Portable Computer Showdown: Laptops vs. Tablets vs. 2-in-1 Computers

Shopping for back-to-school supplies used to be so straightforward: purchase pens, notebooks and folders, and you were ready to learn. But now, with the increasing reliance on learning technology, there’s so much more to consider. Many schools are encouraging students to bring their own computers to school.


Before you start looking for deals at back-to-school sales, consider what kind of computer would be a good fit. “What is your school recommending?” asks Vicki Davis, a teacher, information technology director, author and radio personality who writes on education and computers at CoolCatTeacher. “They're saying ‘bring your own device,’ but you need to find out what the schools will be optimized for.” This goes far beyond simply buying laptops for school — it means examining the network setup for presentations, printing and more, to best determine what kind of computer will be a good fit.


These days, portable computers also come in many shapes and sizes. Pitting laptops versus tablets (or 2-in-1 computers) can make even the tech-savviest parents’ heads spin. Here are some factors to consider when looking for the right technology for your offspring’s learning.



Benefits: With the ability to run higher-powered and full-featured applications like Microsoft Office, laptops can perform almost any task a student would require. For example, laptops are very good for long, involved word processing sessions, says Davis. "You can do word processing on a tablet — it's okay – but it's really better on a laptop.” That means students are more likely to write better, more thoughtful papers on a laptop than they would using a tablet, largely due to its dedicated keyboard. Likewise, if the student will be running complex math programs, laptops are a better fit.

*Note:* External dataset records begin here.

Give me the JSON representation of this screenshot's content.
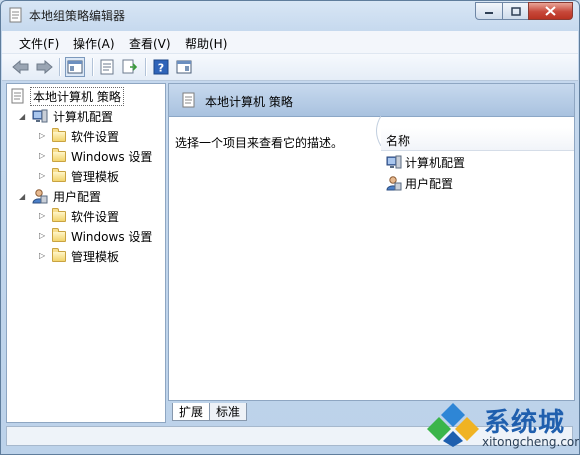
{
  "window": {
    "title": "本地组策略编辑器"
  },
  "menu": {
    "items": [
      "文件(F)",
      "操作(A)",
      "查看(V)",
      "帮助(H)"
    ]
  },
  "toolbar": {
    "buttons": [
      "back-icon",
      "forward-icon",
      "show-hide-tree-icon",
      "properties-icon",
      "export-list-icon",
      "help-icon",
      "show-hide-action-pane-icon"
    ]
  },
  "tree": {
    "root": "本地计算机 策略",
    "computer_config": "计算机配置",
    "user_config": "用户配置",
    "children": [
      "软件设置",
      "Windows 设置",
      "管理模板"
    ]
  },
  "content": {
    "header_title": "本地计算机 策略",
    "description": "选择一个项目来查看它的描述。",
    "column_name": "名称",
    "items": [
      "计算机配置",
      "用户配置"
    ]
  },
  "tabs": [
    "扩展",
    "标准"
  ],
  "watermark": {
    "brand": "系统城",
    "url": "xitongcheng.com"
  },
  "colors": {
    "accent": "#1f5fae",
    "title_bar": "#c6d9ee",
    "close_button": "#c7483a"
  }
}
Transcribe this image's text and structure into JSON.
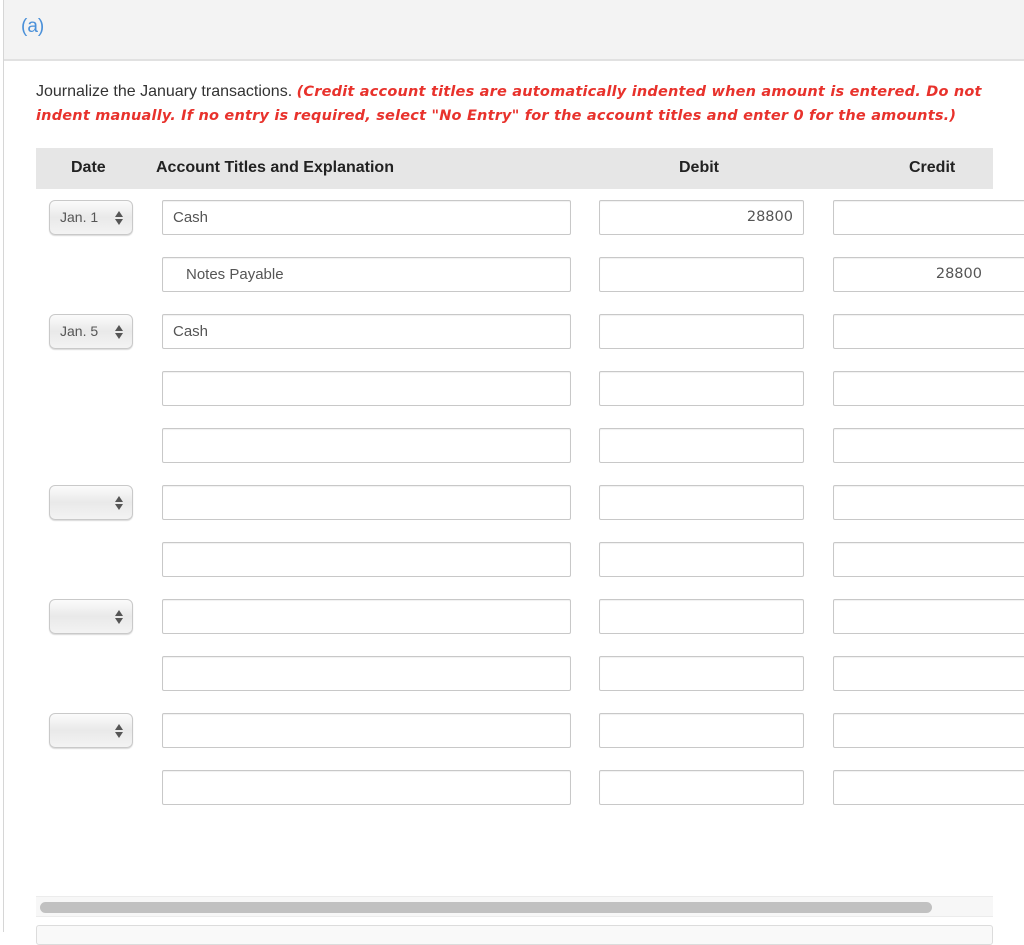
{
  "part": {
    "label": "(a)"
  },
  "instructions": {
    "text": "Journalize the January transactions. ",
    "note": "(Credit account titles are automatically indented when amount is entered. Do not indent manually. If no entry is required, select \"No Entry\" for the account titles and enter 0 for the amounts.)"
  },
  "table": {
    "headers": {
      "date": "Date",
      "account": "Account Titles and Explanation",
      "debit": "Debit",
      "credit": "Credit"
    },
    "rows": [
      {
        "date": "Jan. 1",
        "has_date": true,
        "account": "Cash",
        "indent": false,
        "debit": "28800",
        "credit": ""
      },
      {
        "date": "",
        "has_date": false,
        "account": "Notes Payable",
        "indent": true,
        "debit": "",
        "credit": "28800"
      },
      {
        "date": "Jan. 5",
        "has_date": true,
        "account": "Cash",
        "indent": false,
        "debit": "",
        "credit": ""
      },
      {
        "date": "",
        "has_date": false,
        "account": "",
        "indent": false,
        "debit": "",
        "credit": ""
      },
      {
        "date": "",
        "has_date": false,
        "account": "",
        "indent": false,
        "debit": "",
        "credit": ""
      },
      {
        "date": "",
        "has_date": true,
        "account": "",
        "indent": false,
        "debit": "",
        "credit": ""
      },
      {
        "date": "",
        "has_date": false,
        "account": "",
        "indent": false,
        "debit": "",
        "credit": ""
      },
      {
        "date": "",
        "has_date": true,
        "account": "",
        "indent": false,
        "debit": "",
        "credit": ""
      },
      {
        "date": "",
        "has_date": false,
        "account": "",
        "indent": false,
        "debit": "",
        "credit": ""
      },
      {
        "date": "",
        "has_date": true,
        "account": "",
        "indent": false,
        "debit": "",
        "credit": ""
      },
      {
        "date": "",
        "has_date": false,
        "account": "",
        "indent": false,
        "debit": "",
        "credit": ""
      },
      {
        "date": "",
        "has_date": false,
        "account": "",
        "indent": false,
        "debit": "",
        "credit": ""
      }
    ]
  },
  "icons": {
    "select_arrows": "up-down-arrows-icon"
  },
  "colors": {
    "part_label": "#4a90d9",
    "note": "#e8322c",
    "header_bg": "#e6e6e6"
  }
}
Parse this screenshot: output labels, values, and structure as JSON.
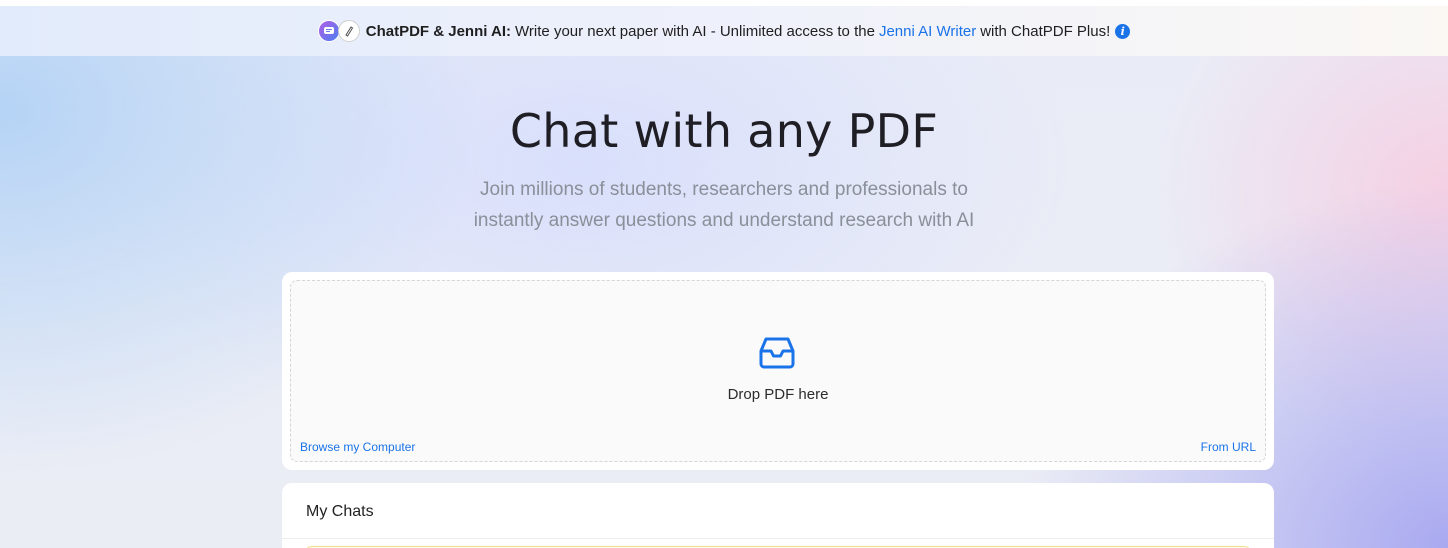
{
  "banner": {
    "brand_label": "ChatPDF & Jenni AI:",
    "text_before_link": "Write your next paper with AI - Unlimited access to the",
    "link_text": "Jenni AI Writer",
    "text_after_link": "with ChatPDF Plus!",
    "icons": [
      "chatpdf-logo-icon",
      "jenni-logo-icon",
      "info-icon"
    ],
    "info_glyph": "i"
  },
  "hero": {
    "title": "Chat with any PDF",
    "subtitle_line1": "Join millions of students, researchers and professionals to",
    "subtitle_line2": "instantly answer questions and understand research with AI"
  },
  "upload": {
    "icon": "inbox-icon",
    "drop_label": "Drop PDF here",
    "browse_label": "Browse my Computer",
    "url_label": "From URL"
  },
  "chats": {
    "title": "My Chats"
  },
  "colors": {
    "accent": "#1a73e8",
    "title_text": "#1e1e24",
    "subtitle_text": "#8a8f99"
  }
}
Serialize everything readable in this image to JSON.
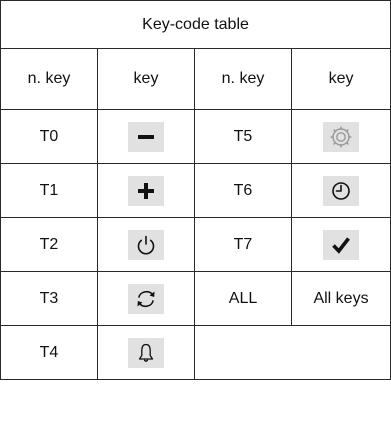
{
  "table": {
    "title": "Key-code table",
    "headers": [
      "n. key",
      "key",
      "n. key",
      "key"
    ],
    "rows": [
      {
        "left_code": "T0",
        "left_icon": "minus-icon",
        "right_code": "T5",
        "right_icon": "settings-gear-icon"
      },
      {
        "left_code": "T1",
        "left_icon": "plus-icon",
        "right_code": "T6",
        "right_icon": "clock-icon"
      },
      {
        "left_code": "T2",
        "left_icon": "power-icon",
        "right_code": "T7",
        "right_icon": "checkmark-icon"
      },
      {
        "left_code": "T3",
        "left_icon": "refresh-cycle-icon",
        "right_code": "ALL",
        "right_text": "All keys"
      },
      {
        "left_code": "T4",
        "left_icon": "bell-icon"
      }
    ]
  },
  "colors": {
    "border": "#2a2a2a",
    "key_background": "#e1e1e1",
    "icon_dark": "#111111",
    "icon_light": "#9a9a9a"
  }
}
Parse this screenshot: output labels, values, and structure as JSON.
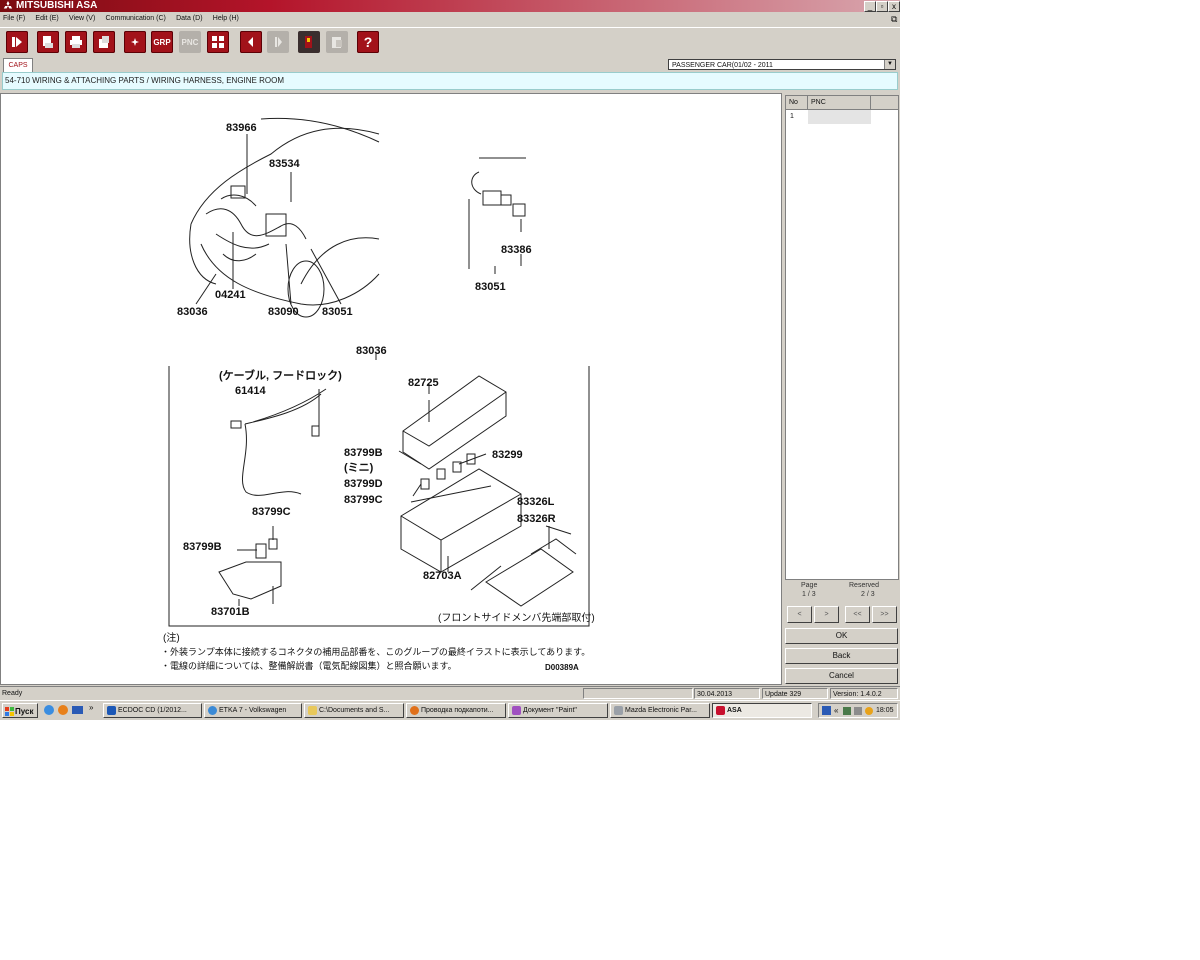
{
  "window": {
    "title": "MITSUBISHI ASA",
    "controls": [
      "_",
      "▫",
      "x"
    ]
  },
  "menu": [
    "File (F)",
    "Edit (E)",
    "View (V)",
    "Communication (C)",
    "Data (D)",
    "Help (H)"
  ],
  "toolbar": {
    "grp_label": "GRP",
    "pnc_label": "PNC",
    "help_label": "?"
  },
  "tab": {
    "label": "CAPS"
  },
  "combo": {
    "value": "PASSENGER CAR(01/02 - 2011"
  },
  "breadcrumb": "54-710  WIRING & ATTACHING PARTS / WIRING HARNESS, ENGINE ROOM",
  "diagram": {
    "top_labels": [
      "83966",
      "83534",
      "04241",
      "83036",
      "83090",
      "83051"
    ],
    "connector_labels": [
      "83386",
      "83051"
    ],
    "group_label": "83036",
    "box_labels": [
      "(ケーブル, フードロック)",
      "61414",
      "82725",
      "83799B",
      "(ミニ)",
      "83799D",
      "83799C",
      "83299",
      "83326L",
      "83326R",
      "83799C",
      "83799B",
      "82703A",
      "83701B"
    ],
    "box_caption": "(フロントサイドメンバ先端部取付)",
    "note_title": "(注)",
    "notes": [
      "・外装ランプ本体に接続するコネクタの補用品部番を、このグループの最終イラストに表示してあります。",
      "・電線の詳細については、整備解説書（電気配線図集）と照合願います。"
    ],
    "drawing_code": "D00389A"
  },
  "grid": {
    "headers": [
      "No",
      "PNC"
    ],
    "rows": [
      {
        "no": "1",
        "pnc": ""
      }
    ]
  },
  "pageinfo": {
    "page_label": "Page",
    "page_value": "1 / 3",
    "reserved_label": "Reserved",
    "reserved_value": "2 / 3"
  },
  "nav": [
    "<",
    ">",
    "<<",
    ">>"
  ],
  "buttons": {
    "ok": "OK",
    "back": "Back",
    "cancel": "Cancel"
  },
  "status": {
    "ready": "Ready",
    "date": "30.04.2013",
    "update": "Update 329",
    "version": "Version: 1.4.0.2"
  },
  "taskbar": {
    "start": "Пуск",
    "tasks": [
      "ECDOC CD (1/2012...",
      "ETKA 7 - Volkswagen",
      "C:\\Documents and S...",
      "Проводка подкапоти...",
      "Документ \"Paint\"",
      "Mazda Electronic Par...",
      "ASA"
    ],
    "clock": "18:05"
  },
  "colors": {
    "brand_red": "#a2121a",
    "breadcrumb_bg": "#e6fbff",
    "window_gray": "#d4d0c8"
  }
}
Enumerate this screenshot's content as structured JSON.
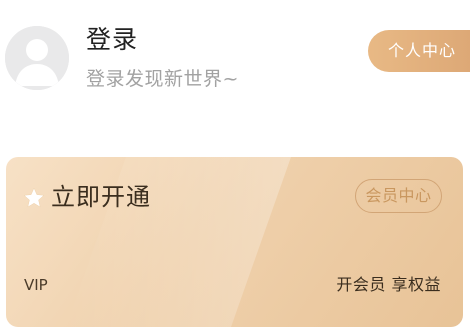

Drawbacks: If the academic environment requires quick computing, a laptop’s heft might slow the student down. Imagine, for example, that a teacher asks the class to pull up a Web site quickly. That means laptop users would have to take out their computer, open it up, and navigate to a Web browser. Tablet users, meanwhile, can be on the Web in just a few taps. Also, with a much longer boot time than tablets, laptops can make students feel left behind. And, with more moving parts than tablets, they break much more frequently. "I've seen more laptops break, than anything else,” says Davis. To combat this, she recommends students protect their laptop with a hard-shell case.



Benefits: Easy to slip into a backpack or to hold in various positions, tablets are a great mobile computing solution. When it comes to ease of use for tablets versus laptops, the touchscreen slate almost always wins out. And touch-based applications give students tactile ways to connect with content — this can help kinesthetic learners almost literally get a better grasp on topics and learn in new and exciting ways.


Drawbacks: Tablets’ superb portability comes at a cost, because in terms of computing power, they don’t measure up. In Davis’s experience, tablets lack the functionality of laptops, doing only 75 percent of what their hinged brethren can perform. In addition, it can be difficult to get large files off tablets, whether it’s to upload them to the web or to make copies for others. Also, because tablets are reliant on computers, students may not backup their tablets frequently enough, which can be a huge problem if files get corrupted or the student deletes an app. “And if it's not an app that backs up to iCloud, then they just lost their work,” Davis explains.



Benefits: Mixing the best of both worlds, 2-in-1s (also called “convertibles”) have the utility of laptops, and the ease-of-use of tablets. They come in many different designs, such as laptops whose screens bend all the way backwards, those with displays that spin around 180 degrees and others with keyboards that detach entirely. Their displays are always touchscreens, bringing the tactile learning to a laptop form factor, while their full-sized keyboards let students comfortably work on longer papers and other keyboard-intensive projects.


Drawbacks: Heavier than tablets and most laptops, 2-in-1 computers can be clunky and awkward to use. With more moving pieces than conventional laptops, they lack durability, and there’s often a price premium for the enhanced versatility these computers provide.


The Best Computer for Your Student

Ultimately, there is no "best computer for students.” Instead, there is a best computer for each individual student. Finding a good fit involves knowing how a particular student learns and how he or she handles sensitive equipment, as well as what demands teachers and courses will put on the devices themselves. Taking all those into account will help you determine which kind of computer will be the best fit.